Cédric Permal

Personal information
- Full name: Jean Emmanuel Cédric Permal
- Date of birth: December 8, 1991 (age 34)
- Place of birth: Vacoas-Phoenix, Mauritius
- Positions: Defender; midfielder;

Team information
- Current team: AS de Vacoas-Phoenix

Senior career*
- Years: Team / Apps / (Gls)
- 2011– 2014: AS de Vacoas-Phoenix / – / (–)
- 2014–: Cercle de Joachim

International career^{‡}
- 2007–2009: Mauritius U-17
- 2009–: Mauritius U-20
- 2011–2016: Mauritius / 15 / (0)

= Cédric Permal =

Mauritian footballer

Cédric Permal (born December 8, 1991, in Mauritius) is a Mauritian footballer who currently plays for AS de Vacoas-Phoenix in the Mauritian League as a defender and midfielder.

==Career==

===Senior career===
Permal started his professional career with AS de Vacoas-Phoenix after signing with them in 2011 before the 2011 season.
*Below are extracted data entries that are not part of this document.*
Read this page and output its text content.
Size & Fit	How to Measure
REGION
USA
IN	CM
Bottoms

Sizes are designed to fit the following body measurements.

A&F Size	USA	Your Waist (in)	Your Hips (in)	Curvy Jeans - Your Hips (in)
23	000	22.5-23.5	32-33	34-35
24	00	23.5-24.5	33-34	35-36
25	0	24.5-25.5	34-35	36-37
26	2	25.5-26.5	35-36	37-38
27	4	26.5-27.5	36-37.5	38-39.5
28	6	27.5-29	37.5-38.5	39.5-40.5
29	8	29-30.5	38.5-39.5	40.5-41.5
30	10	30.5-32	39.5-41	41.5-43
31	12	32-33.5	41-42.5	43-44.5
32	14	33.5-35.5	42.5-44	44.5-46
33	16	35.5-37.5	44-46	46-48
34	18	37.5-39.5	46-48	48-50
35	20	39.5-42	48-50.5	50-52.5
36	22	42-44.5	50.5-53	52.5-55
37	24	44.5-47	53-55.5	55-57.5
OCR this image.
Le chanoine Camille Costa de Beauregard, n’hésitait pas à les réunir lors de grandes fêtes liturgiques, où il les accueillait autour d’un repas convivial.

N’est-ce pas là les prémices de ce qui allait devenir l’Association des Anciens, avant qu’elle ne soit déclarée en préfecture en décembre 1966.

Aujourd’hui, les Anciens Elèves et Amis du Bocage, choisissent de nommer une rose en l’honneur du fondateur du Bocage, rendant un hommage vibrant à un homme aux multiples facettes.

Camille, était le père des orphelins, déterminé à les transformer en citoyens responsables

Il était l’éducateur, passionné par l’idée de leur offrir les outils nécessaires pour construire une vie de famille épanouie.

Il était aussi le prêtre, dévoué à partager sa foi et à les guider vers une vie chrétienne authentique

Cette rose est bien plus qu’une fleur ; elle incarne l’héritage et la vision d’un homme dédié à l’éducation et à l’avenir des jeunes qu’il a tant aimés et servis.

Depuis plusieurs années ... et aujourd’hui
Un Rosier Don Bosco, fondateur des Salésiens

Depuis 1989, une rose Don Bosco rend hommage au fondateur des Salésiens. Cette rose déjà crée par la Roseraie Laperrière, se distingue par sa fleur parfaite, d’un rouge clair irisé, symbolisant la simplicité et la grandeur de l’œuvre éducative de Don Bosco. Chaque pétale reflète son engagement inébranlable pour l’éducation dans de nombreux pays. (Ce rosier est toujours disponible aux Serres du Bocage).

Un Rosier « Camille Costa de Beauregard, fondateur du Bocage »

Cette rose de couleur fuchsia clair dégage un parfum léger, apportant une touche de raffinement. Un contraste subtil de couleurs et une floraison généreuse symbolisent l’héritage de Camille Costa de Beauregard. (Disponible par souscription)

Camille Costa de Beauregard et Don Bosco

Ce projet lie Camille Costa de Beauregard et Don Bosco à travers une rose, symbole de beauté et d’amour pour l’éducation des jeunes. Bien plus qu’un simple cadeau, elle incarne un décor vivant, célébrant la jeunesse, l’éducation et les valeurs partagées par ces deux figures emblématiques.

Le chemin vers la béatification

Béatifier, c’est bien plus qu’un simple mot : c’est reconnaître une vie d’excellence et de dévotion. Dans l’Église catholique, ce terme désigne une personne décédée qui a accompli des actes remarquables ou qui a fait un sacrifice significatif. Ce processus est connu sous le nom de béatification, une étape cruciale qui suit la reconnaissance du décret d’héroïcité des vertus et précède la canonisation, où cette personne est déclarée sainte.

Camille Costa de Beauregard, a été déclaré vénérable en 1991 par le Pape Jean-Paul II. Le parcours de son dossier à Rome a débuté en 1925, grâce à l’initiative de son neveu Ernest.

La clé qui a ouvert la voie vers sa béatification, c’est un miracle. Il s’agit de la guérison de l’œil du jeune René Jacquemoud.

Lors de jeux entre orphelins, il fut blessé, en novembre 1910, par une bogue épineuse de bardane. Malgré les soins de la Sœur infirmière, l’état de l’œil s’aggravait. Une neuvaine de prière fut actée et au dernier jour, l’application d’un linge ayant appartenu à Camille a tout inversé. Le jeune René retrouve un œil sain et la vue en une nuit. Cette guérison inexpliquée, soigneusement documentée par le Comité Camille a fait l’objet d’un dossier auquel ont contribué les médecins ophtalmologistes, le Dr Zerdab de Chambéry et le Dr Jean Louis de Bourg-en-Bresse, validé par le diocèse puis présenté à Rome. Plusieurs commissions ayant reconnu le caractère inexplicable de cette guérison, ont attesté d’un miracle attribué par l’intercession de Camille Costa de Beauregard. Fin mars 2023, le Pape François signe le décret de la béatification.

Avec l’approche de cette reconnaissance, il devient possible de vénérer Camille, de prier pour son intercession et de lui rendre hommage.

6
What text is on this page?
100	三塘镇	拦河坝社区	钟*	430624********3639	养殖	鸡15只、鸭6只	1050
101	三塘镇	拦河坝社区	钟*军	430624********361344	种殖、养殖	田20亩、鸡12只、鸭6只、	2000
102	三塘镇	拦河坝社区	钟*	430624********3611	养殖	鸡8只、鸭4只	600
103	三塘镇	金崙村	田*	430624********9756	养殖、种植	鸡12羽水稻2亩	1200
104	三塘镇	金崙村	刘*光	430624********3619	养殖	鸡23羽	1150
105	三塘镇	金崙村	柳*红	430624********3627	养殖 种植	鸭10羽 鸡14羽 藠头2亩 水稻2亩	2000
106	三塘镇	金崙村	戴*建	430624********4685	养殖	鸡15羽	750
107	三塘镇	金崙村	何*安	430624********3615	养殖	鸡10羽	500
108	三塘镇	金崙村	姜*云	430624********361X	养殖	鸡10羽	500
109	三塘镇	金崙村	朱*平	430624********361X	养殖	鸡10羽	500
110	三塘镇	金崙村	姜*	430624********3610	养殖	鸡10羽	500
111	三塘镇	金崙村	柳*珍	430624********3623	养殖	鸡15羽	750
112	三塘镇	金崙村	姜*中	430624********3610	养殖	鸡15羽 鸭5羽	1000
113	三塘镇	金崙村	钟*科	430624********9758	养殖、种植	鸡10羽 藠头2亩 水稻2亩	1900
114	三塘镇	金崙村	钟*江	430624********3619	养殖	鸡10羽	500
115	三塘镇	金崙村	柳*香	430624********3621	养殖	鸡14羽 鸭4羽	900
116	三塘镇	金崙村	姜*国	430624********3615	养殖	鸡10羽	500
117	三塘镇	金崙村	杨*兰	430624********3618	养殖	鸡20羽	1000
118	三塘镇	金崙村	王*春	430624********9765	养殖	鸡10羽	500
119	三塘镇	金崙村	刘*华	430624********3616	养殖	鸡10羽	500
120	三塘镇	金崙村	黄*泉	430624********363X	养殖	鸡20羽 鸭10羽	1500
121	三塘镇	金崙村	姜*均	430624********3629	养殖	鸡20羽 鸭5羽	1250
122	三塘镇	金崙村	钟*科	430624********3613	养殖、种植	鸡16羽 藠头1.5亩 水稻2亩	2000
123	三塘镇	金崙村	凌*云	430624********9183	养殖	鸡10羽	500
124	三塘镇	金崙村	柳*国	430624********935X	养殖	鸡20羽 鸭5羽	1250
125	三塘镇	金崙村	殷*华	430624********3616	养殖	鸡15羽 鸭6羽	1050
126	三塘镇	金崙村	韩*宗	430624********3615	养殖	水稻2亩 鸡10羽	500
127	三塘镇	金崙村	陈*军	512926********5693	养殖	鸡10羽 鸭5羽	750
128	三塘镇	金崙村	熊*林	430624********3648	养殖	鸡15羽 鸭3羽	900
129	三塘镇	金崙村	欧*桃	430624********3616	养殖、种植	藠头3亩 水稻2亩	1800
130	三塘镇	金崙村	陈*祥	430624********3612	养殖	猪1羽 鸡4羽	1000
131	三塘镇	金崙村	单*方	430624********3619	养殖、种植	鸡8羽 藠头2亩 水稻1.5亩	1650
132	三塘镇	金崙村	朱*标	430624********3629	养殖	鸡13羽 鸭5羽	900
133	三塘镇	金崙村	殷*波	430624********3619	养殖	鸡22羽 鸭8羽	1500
===International career===
Permal has been called up various times to represent Mauritius at the youth level. In 2011, he received his first cap for the Mauritian national team in a 2012 AFCON qualifying game against DR Congo. Later in the year, he was called up to represent Mauritius in the 2011 Indian Ocean Island Games. He appeared in one game, against Mayotte.